L'essor de l'intelligence artificielle (IA) dans le domaine médical, et plus particulièrement en dermatologie, ne cesse de faire débat. Alors que des applications promettent de détecter des cancers de la peau à partir de simples photos, les dermatologues s'inquiètent des conséquences de ces outils sur leur profession et sur la santé des patients. Cette polémique, qui a récemment refait surface, mérite d'être examinée de près.
Une polémique relancée par les nouvelles technologies
La controverse autour des diagnostics cutanés assistés par IA n'est pas nouvelle, mais elle a été ravivée par l'arrivée de nouvelles applications grand public. Ces dernières permettent à chacun de photographier une lésion et d'obtenir une évaluation de son potentiel cancéreux. Les dermatologues, eux, pointent du doigt les limites de ces technologies : manque de fiabilité, absence de contexte clinique, et risque de faux diagnostics.
Selon un article de La Provence, les professionnels de santé rappellent que l'IA ne peut remplacer un examen clinique complet. La dermatologie repose en effet sur une analyse fine de la peau, de son histoire et de son évolution, des éléments que les algorithmes ne peuvent pas appréhender. Les spécialistes insistent également sur le fait que ces outils ne sont pas validés scientifiquement pour un usage médical généralisé.
Des risques de diagnostics erronés et leurs conséquences
Le principal risque évoqué est celui des faux négatifs : une lésion cancéreuse qui ne serait pas détectée par l'IA pourrait conduire à un retard de prise en charge, avec des conséquences potentiellement graves. À l'inverse, les faux positifs pourraient entraîner des inquiétudes inutiles et des consultations supplémentaires, saturant des services déjà très sollicités.
Les dermatologues dénoncent aussi le manque de transparence des algorithmes. Il est souvent impossible de savoir comment l'IA a été entraînée, sur quelles données, et avec quels biais. Cette opacité rend difficile l'évaluation de leur performance réelle et leur intégration dans une pratique médicale responsable.
Selon les données rapportées par La Provence, les applications d'auto-diagnostic sont de plus en plus téléchargées, mais leur fiabilité n'est pas à la hauteur des promesses marketing. Les spécialistes appellent donc à la prudence et à une régulation plus stricte de ces outils.
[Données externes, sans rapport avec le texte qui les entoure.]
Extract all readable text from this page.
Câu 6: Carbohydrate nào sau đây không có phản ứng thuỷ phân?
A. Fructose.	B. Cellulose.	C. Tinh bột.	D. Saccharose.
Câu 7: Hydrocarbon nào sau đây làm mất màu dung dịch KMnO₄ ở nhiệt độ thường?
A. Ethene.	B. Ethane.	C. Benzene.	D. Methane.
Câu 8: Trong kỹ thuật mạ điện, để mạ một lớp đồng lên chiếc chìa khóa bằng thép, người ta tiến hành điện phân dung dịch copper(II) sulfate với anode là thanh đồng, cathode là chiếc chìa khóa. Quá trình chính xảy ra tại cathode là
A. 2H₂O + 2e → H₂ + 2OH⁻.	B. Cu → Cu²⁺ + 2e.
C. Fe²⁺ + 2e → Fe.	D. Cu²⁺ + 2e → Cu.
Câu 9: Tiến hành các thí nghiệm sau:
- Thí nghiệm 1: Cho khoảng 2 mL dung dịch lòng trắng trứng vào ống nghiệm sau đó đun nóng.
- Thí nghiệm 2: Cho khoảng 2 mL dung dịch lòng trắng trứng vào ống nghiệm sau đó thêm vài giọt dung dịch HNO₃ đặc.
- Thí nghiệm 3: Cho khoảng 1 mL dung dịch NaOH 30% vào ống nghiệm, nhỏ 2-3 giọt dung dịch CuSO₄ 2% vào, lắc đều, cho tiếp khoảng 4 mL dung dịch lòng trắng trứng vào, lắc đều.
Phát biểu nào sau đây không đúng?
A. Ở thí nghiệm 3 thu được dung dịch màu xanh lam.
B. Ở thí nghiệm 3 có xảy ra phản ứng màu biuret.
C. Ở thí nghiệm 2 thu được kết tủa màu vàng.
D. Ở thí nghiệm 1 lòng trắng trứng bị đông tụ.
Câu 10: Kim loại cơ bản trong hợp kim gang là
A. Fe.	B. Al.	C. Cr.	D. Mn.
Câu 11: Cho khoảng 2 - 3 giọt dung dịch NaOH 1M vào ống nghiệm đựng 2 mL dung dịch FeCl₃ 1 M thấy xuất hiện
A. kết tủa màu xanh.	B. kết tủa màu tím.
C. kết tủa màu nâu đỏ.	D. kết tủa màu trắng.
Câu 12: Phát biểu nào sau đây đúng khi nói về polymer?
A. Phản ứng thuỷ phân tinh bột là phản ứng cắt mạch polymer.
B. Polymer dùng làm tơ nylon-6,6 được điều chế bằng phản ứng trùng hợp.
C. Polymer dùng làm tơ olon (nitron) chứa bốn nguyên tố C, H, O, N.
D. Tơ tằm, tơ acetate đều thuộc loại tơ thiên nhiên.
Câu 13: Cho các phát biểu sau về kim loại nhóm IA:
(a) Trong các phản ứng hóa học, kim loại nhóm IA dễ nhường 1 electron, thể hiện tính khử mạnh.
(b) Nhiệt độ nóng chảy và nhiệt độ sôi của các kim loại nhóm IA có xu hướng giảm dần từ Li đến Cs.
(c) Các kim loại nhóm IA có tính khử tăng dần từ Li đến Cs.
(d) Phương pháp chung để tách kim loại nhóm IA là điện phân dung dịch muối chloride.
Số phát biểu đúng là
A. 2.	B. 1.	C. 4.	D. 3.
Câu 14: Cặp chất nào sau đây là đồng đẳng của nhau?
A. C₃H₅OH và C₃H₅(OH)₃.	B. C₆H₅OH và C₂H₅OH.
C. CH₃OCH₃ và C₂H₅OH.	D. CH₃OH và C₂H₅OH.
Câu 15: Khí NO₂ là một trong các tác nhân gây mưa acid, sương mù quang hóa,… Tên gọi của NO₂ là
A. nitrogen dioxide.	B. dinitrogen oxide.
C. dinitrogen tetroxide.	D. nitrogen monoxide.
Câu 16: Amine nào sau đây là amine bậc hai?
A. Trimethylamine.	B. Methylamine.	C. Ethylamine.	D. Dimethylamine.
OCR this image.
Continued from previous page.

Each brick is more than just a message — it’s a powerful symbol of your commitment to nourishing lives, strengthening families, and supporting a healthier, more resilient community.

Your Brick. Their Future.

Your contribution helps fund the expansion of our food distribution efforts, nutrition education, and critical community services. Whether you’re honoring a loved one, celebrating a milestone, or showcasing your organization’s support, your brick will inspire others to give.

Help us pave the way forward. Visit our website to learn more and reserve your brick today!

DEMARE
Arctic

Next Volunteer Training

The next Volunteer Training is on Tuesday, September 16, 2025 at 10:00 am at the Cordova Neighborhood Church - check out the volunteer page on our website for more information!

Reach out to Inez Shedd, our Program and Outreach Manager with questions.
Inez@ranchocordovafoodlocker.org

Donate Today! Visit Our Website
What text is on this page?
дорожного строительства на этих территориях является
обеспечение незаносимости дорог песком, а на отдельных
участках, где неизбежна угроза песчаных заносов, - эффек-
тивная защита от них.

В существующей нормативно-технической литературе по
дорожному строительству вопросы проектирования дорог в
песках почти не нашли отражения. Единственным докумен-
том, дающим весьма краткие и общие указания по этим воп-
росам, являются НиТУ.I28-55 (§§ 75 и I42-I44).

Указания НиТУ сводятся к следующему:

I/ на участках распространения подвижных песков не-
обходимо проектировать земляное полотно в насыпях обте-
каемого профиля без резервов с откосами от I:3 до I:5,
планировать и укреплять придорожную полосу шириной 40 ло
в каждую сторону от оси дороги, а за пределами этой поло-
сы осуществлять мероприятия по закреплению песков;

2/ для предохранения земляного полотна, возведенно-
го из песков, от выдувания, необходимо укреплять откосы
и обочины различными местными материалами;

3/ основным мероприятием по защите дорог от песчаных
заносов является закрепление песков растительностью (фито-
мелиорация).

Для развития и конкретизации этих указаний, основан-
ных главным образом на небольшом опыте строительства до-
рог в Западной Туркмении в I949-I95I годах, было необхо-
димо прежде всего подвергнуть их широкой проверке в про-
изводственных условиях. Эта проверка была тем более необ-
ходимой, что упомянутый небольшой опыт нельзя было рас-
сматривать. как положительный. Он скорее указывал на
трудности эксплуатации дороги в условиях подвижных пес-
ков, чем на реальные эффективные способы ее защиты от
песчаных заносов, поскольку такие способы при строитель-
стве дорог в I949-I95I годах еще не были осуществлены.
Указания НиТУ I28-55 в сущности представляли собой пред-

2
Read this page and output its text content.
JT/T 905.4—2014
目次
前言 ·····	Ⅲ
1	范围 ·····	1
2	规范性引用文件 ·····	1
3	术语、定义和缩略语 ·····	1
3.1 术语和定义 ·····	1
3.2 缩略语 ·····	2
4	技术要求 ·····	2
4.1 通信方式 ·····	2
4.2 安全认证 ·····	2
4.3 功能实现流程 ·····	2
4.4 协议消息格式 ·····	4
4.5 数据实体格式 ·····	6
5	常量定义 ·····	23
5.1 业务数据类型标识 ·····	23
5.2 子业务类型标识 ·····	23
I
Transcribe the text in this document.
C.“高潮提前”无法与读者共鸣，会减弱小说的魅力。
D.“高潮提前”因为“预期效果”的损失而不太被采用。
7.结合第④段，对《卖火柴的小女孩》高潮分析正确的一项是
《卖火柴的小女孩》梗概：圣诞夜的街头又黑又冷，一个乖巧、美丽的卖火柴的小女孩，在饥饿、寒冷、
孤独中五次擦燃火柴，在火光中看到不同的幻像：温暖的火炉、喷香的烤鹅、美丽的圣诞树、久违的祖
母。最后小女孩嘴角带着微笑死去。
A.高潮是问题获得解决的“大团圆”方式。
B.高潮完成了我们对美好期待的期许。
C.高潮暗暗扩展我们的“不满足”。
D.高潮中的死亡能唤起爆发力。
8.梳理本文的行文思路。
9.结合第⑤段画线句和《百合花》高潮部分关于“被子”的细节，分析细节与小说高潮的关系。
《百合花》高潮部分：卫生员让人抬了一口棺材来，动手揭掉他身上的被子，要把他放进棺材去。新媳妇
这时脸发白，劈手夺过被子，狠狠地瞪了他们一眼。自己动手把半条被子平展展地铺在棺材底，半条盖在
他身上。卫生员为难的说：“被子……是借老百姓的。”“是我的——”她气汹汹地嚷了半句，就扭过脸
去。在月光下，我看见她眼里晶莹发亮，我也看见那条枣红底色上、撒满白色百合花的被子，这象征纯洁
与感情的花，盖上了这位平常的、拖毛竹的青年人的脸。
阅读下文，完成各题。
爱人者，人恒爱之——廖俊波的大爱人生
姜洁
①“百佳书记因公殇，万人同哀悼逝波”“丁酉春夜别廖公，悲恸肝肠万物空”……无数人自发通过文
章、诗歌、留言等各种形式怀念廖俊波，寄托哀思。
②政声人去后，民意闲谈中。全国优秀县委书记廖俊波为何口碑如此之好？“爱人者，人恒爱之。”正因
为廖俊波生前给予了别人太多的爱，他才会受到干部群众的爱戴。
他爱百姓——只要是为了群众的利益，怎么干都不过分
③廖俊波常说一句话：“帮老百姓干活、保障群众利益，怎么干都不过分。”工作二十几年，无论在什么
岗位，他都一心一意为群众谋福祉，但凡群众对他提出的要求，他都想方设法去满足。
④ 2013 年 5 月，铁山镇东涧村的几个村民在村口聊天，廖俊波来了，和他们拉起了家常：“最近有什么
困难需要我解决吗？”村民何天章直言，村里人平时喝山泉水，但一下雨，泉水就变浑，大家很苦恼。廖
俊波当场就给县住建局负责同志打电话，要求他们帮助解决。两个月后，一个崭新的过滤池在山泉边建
Vers une collaboration entre l'humain et la machine ?
Malgré ces critiques, certains voient dans l'IA un outil d'appoint potentiellement utile pour les dermatologues. Elle pourrait, par exemple, aider à trier les patients ou à surveiller l'évolution de lésions dans le temps. Mais cette collaboration ne peut se faire qu'à condition que l'IA reste un outil d'aide à la décision, et non un substitut au jugement clinique.
Les dermatologues plaident pour une formation des médecins à ces nouvelles technologies, afin de mieux comprendre leurs forces et leurs limites. Ils réclament également des études cliniques indépendantes pour évaluer leur efficacité réelle, avant toute généralisation.
En attendant, ils recommandent aux patients de ne pas se fier uniquement aux applications et de consulter un spécialiste en cas de doute sur une lésion cutanée. La polémique est donc loin d'être close, et elle soulève des questions essentielles sur la place de l'IA en médecine.